In an intimate ceremony in the Spanish ambassador Juan J Sell’s Waterkloof, Pretoria, residence – and surrounded by her daughter Tanya, sons Brett and David, society chairman Enrique Segovia, the Montoya family and Marina Vargas (Wilcarina Yeates) – Rivkind graciously thanked the ambassador and King Juan Carlos, acknowledging this “great and humbling moment”.

TO MM Spanish 1

Celebrating a legacy: Maria Lorea Montoya, Jose Montoya, Helena Montoya, Rhoda Rivkind (Loisa Cortes), Sir Geoffrey Neiman and Wilearina Yeates (Mariana Vargas). Photo: Oupa Mokoena

INL SA

The spritely 76-year-old, who spends three months of the year examining dancers in Bangkok, Singapore, London, Sydney and other Spanish Dance Society destinations, pledged: “As I have done for the past 48 years, I will continue to spread the rich legacy of Spanish dancing throughout the world.”

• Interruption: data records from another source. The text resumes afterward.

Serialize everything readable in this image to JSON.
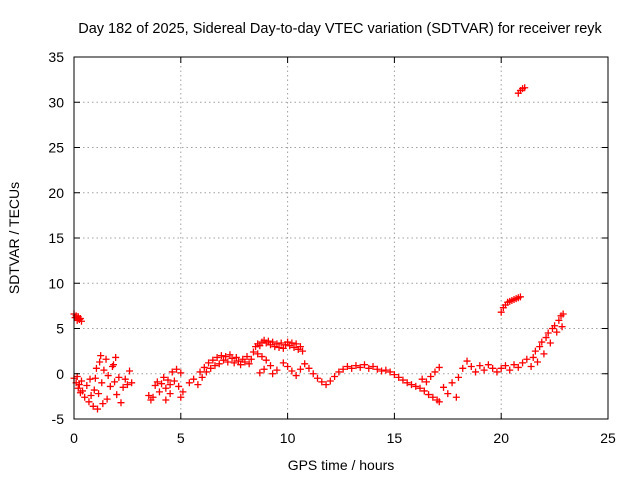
{
  "chart_data": {
    "type": "scatter",
    "title": "Day 182 of 2025, Sidereal Day-to-day VTEC variation (SDTVAR) for receiver reyk",
    "xlabel": "GPS time / hours",
    "ylabel": "SDTVAR / TECUs",
    "xlim": [
      0,
      25
    ],
    "ylim": [
      -5,
      35
    ],
    "xticks": [
      0,
      5,
      10,
      15,
      20,
      25
    ],
    "yticks": [
      -5,
      0,
      5,
      10,
      15,
      20,
      25,
      30,
      35
    ],
    "grid": true,
    "marker": "+",
    "color": "#ff0000",
    "series": [
      {
        "name": "SDTVAR",
        "points": [
          [
            0.0,
            6.6
          ],
          [
            0.05,
            6.2
          ],
          [
            0.1,
            6.4
          ],
          [
            0.15,
            5.9
          ],
          [
            0.2,
            6.3
          ],
          [
            0.25,
            6.0
          ],
          [
            0.3,
            6.1
          ],
          [
            0.35,
            5.8
          ],
          [
            0.0,
            -0.5
          ],
          [
            0.1,
            -1.0
          ],
          [
            0.15,
            -0.3
          ],
          [
            0.2,
            -1.6
          ],
          [
            0.25,
            -1.2
          ],
          [
            0.3,
            -2.1
          ],
          [
            0.35,
            -0.8
          ],
          [
            0.4,
            -1.9
          ],
          [
            0.5,
            -2.6
          ],
          [
            0.6,
            -1.3
          ],
          [
            0.7,
            -3.1
          ],
          [
            0.75,
            -0.6
          ],
          [
            0.8,
            -2.4
          ],
          [
            0.9,
            -3.6
          ],
          [
            0.95,
            -1.8
          ],
          [
            1.0,
            -0.5
          ],
          [
            1.05,
            0.6
          ],
          [
            1.1,
            -3.9
          ],
          [
            1.15,
            -2.2
          ],
          [
            1.2,
            1.3
          ],
          [
            1.25,
            2.0
          ],
          [
            1.3,
            -1.0
          ],
          [
            1.35,
            -3.3
          ],
          [
            1.4,
            0.4
          ],
          [
            1.5,
            1.6
          ],
          [
            1.55,
            -2.8
          ],
          [
            1.6,
            -0.2
          ],
          [
            1.7,
            -1.4
          ],
          [
            1.8,
            0.8
          ],
          [
            1.85,
            1.0
          ],
          [
            1.9,
            -0.9
          ],
          [
            1.95,
            1.8
          ],
          [
            2.0,
            -2.3
          ],
          [
            2.1,
            -0.4
          ],
          [
            2.2,
            -3.2
          ],
          [
            2.3,
            -1.5
          ],
          [
            2.4,
            -0.6
          ],
          [
            2.5,
            -1.2
          ],
          [
            2.6,
            0.3
          ],
          [
            2.7,
            -1.0
          ],
          [
            3.5,
            -2.4
          ],
          [
            3.6,
            -2.9
          ],
          [
            3.7,
            -2.6
          ],
          [
            3.8,
            -1.3
          ],
          [
            3.9,
            -0.9
          ],
          [
            4.0,
            -2.0
          ],
          [
            4.1,
            -1.1
          ],
          [
            4.2,
            -0.4
          ],
          [
            4.3,
            -1.6
          ],
          [
            4.4,
            -0.7
          ],
          [
            4.5,
            -1.2
          ],
          [
            4.6,
            0.2
          ],
          [
            4.7,
            -0.8
          ],
          [
            4.8,
            0.5
          ],
          [
            4.9,
            -1.4
          ],
          [
            5.0,
            -2.6
          ],
          [
            5.1,
            -2.0
          ],
          [
            5.0,
            0.1
          ],
          [
            4.5,
            -2.2
          ],
          [
            4.3,
            -2.9
          ],
          [
            5.4,
            -1.0
          ],
          [
            5.6,
            -0.6
          ],
          [
            5.8,
            -1.2
          ],
          [
            5.9,
            0.2
          ],
          [
            6.0,
            -0.4
          ],
          [
            6.1,
            0.7
          ],
          [
            6.2,
            0.2
          ],
          [
            6.3,
            1.2
          ],
          [
            6.4,
            0.6
          ],
          [
            6.5,
            1.5
          ],
          [
            6.6,
            0.9
          ],
          [
            6.7,
            1.8
          ],
          [
            6.8,
            1.1
          ],
          [
            6.9,
            2.0
          ],
          [
            7.0,
            1.5
          ],
          [
            7.1,
            1.9
          ],
          [
            7.2,
            1.3
          ],
          [
            7.3,
            2.1
          ],
          [
            7.4,
            1.7
          ],
          [
            7.5,
            1.2
          ],
          [
            7.6,
            1.8
          ],
          [
            7.7,
            1.4
          ],
          [
            7.8,
            1.0
          ],
          [
            7.9,
            1.6
          ],
          [
            8.0,
            1.3
          ],
          [
            8.1,
            1.9
          ],
          [
            8.2,
            1.1
          ],
          [
            8.3,
            1.6
          ],
          [
            8.4,
            2.4
          ],
          [
            8.5,
            3.0
          ],
          [
            8.6,
            3.3
          ],
          [
            8.7,
            3.1
          ],
          [
            8.8,
            3.5
          ],
          [
            8.9,
            3.7
          ],
          [
            9.0,
            3.4
          ],
          [
            9.1,
            3.6
          ],
          [
            9.2,
            3.2
          ],
          [
            9.3,
            3.5
          ],
          [
            9.4,
            3.0
          ],
          [
            9.5,
            3.3
          ],
          [
            9.6,
            2.9
          ],
          [
            9.7,
            3.4
          ],
          [
            9.8,
            2.8
          ],
          [
            9.9,
            3.2
          ],
          [
            10.0,
            3.5
          ],
          [
            10.1,
            3.1
          ],
          [
            10.2,
            3.4
          ],
          [
            10.3,
            2.9
          ],
          [
            10.4,
            3.3
          ],
          [
            10.5,
            2.7
          ],
          [
            10.6,
            3.0
          ],
          [
            10.7,
            2.5
          ],
          [
            8.6,
            2.2
          ],
          [
            8.8,
            1.9
          ],
          [
            9.0,
            1.5
          ],
          [
            9.2,
            0.9
          ],
          [
            8.9,
            0.5
          ],
          [
            8.7,
            0.1
          ],
          [
            9.3,
            0.0
          ],
          [
            9.5,
            0.4
          ],
          [
            9.8,
            1.2
          ],
          [
            10.0,
            0.8
          ],
          [
            10.2,
            0.3
          ],
          [
            10.4,
            -0.2
          ],
          [
            10.6,
            0.5
          ],
          [
            10.8,
            1.1
          ],
          [
            11.0,
            0.6
          ],
          [
            11.2,
            0.0
          ],
          [
            11.4,
            -0.5
          ],
          [
            11.6,
            -0.9
          ],
          [
            11.8,
            -1.2
          ],
          [
            12.0,
            -0.8
          ],
          [
            12.2,
            -0.3
          ],
          [
            12.4,
            0.2
          ],
          [
            12.6,
            0.5
          ],
          [
            12.8,
            0.8
          ],
          [
            13.0,
            0.6
          ],
          [
            13.2,
            0.9
          ],
          [
            13.4,
            0.7
          ],
          [
            13.6,
            1.0
          ],
          [
            13.8,
            0.6
          ],
          [
            14.0,
            0.8
          ],
          [
            14.2,
            0.5
          ],
          [
            14.4,
            0.3
          ],
          [
            14.6,
            0.4
          ],
          [
            14.8,
            0.2
          ],
          [
            15.0,
            -0.1
          ],
          [
            15.2,
            -0.4
          ],
          [
            15.4,
            -0.7
          ],
          [
            15.6,
            -1.0
          ],
          [
            15.8,
            -1.2
          ],
          [
            16.0,
            -1.4
          ],
          [
            16.2,
            -1.6
          ],
          [
            16.4,
            -1.9
          ],
          [
            16.6,
            -2.3
          ],
          [
            16.8,
            -2.6
          ],
          [
            17.0,
            -2.9
          ],
          [
            17.1,
            -3.1
          ],
          [
            16.3,
            -0.6
          ],
          [
            16.5,
            -0.9
          ],
          [
            16.7,
            -0.3
          ],
          [
            16.9,
            0.2
          ],
          [
            17.1,
            0.7
          ],
          [
            17.3,
            -1.5
          ],
          [
            17.5,
            -2.2
          ],
          [
            17.7,
            -1.0
          ],
          [
            17.9,
            -2.6
          ],
          [
            18.0,
            -0.4
          ],
          [
            18.2,
            0.6
          ],
          [
            18.4,
            1.4
          ],
          [
            18.6,
            0.8
          ],
          [
            18.8,
            0.2
          ],
          [
            19.0,
            0.9
          ],
          [
            19.2,
            0.4
          ],
          [
            19.4,
            1.0
          ],
          [
            19.6,
            0.6
          ],
          [
            19.8,
            0.2
          ],
          [
            20.0,
            0.6
          ],
          [
            20.2,
            0.9
          ],
          [
            20.4,
            0.4
          ],
          [
            20.6,
            1.0
          ],
          [
            20.8,
            0.7
          ],
          [
            21.0,
            1.2
          ],
          [
            20.0,
            6.8
          ],
          [
            20.1,
            7.3
          ],
          [
            20.2,
            7.6
          ],
          [
            20.3,
            7.9
          ],
          [
            20.4,
            8.0
          ],
          [
            20.5,
            8.1
          ],
          [
            20.6,
            8.2
          ],
          [
            20.7,
            8.3
          ],
          [
            20.8,
            8.4
          ],
          [
            20.9,
            8.5
          ],
          [
            20.8,
            31.0
          ],
          [
            20.9,
            31.3
          ],
          [
            21.0,
            31.5
          ],
          [
            21.1,
            31.6
          ],
          [
            21.2,
            1.6
          ],
          [
            21.4,
            0.8
          ],
          [
            21.5,
            1.8
          ],
          [
            21.6,
            2.5
          ],
          [
            21.7,
            1.3
          ],
          [
            21.8,
            3.0
          ],
          [
            21.9,
            3.5
          ],
          [
            22.0,
            2.2
          ],
          [
            22.1,
            4.0
          ],
          [
            22.2,
            4.5
          ],
          [
            22.3,
            3.4
          ],
          [
            22.4,
            5.0
          ],
          [
            22.5,
            5.3
          ],
          [
            22.6,
            4.6
          ],
          [
            22.7,
            5.9
          ],
          [
            22.8,
            6.4
          ],
          [
            22.85,
            5.2
          ],
          [
            22.9,
            6.6
          ]
        ]
      }
    ]
  }
}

Rivkind’s biography reflects the diversity of this country’s influences and training. Born in Heidelburg, in the then Transvaal, on July 15, 1936, as Rhoda Zulman, her dance career began, aged 12, in Durban, where she trained in ballet, tap, modern and acrobatics. At 18 Rhoda became a ballet teacher, and two years later passed her international Royal Academy of Dancing exam.

Her life’s work began in 1959, when she was 23, when she moved to Joburg and pursued her love of Spanish music. Two years after joining Mercedes Molina’s studio in Hunstaton Building at the corner of Twist and Kotze streets, in Hillbrow, the Durban import was a principal dancer and teacher with the Molina Company where she met, danced and taught with Enrique Segovia.

Rivkind (she married the late Issy Rivkind in 1967) recalls that period of her life. “After teaching for Mercedes for four years and travelling the length and breadth of South Africa, Mozambique and Zimbabwe with her company, the well-known Luisillo visited South Africa for the second time. As Mercedes had been a member of his company for seven years before she returned to South Africa, Luisillo asked to see the Molina Company in performance. He was most impressed, and offered me a contract to join his company in Spain, which I did for 18 months.”

Back in Joburg the studio run in partnership with Molina, Cortes and Segovia flourished for 14 years. Molina died in 1978 and the company closed a few years later in 1984. Rivkind then ran a junior company, the Luisa Cortes Spanish Dance Theatre, for six years. Her studio, the Luisa Cortes School of Spanish Dance, is still operating at her home in Houghton. Rivkind’s legacy is also firmly rooted at the National School of the Arts where she taught Spanish dance as a matric subject from 1986 to 2008.

At the medal ceremony the ambassador thanked the South African Spanish dance pioneer for her talent, passion and generosity in embracing “the culture of others”. Pride, tinged with nostalgia, and sheer joy filled the air.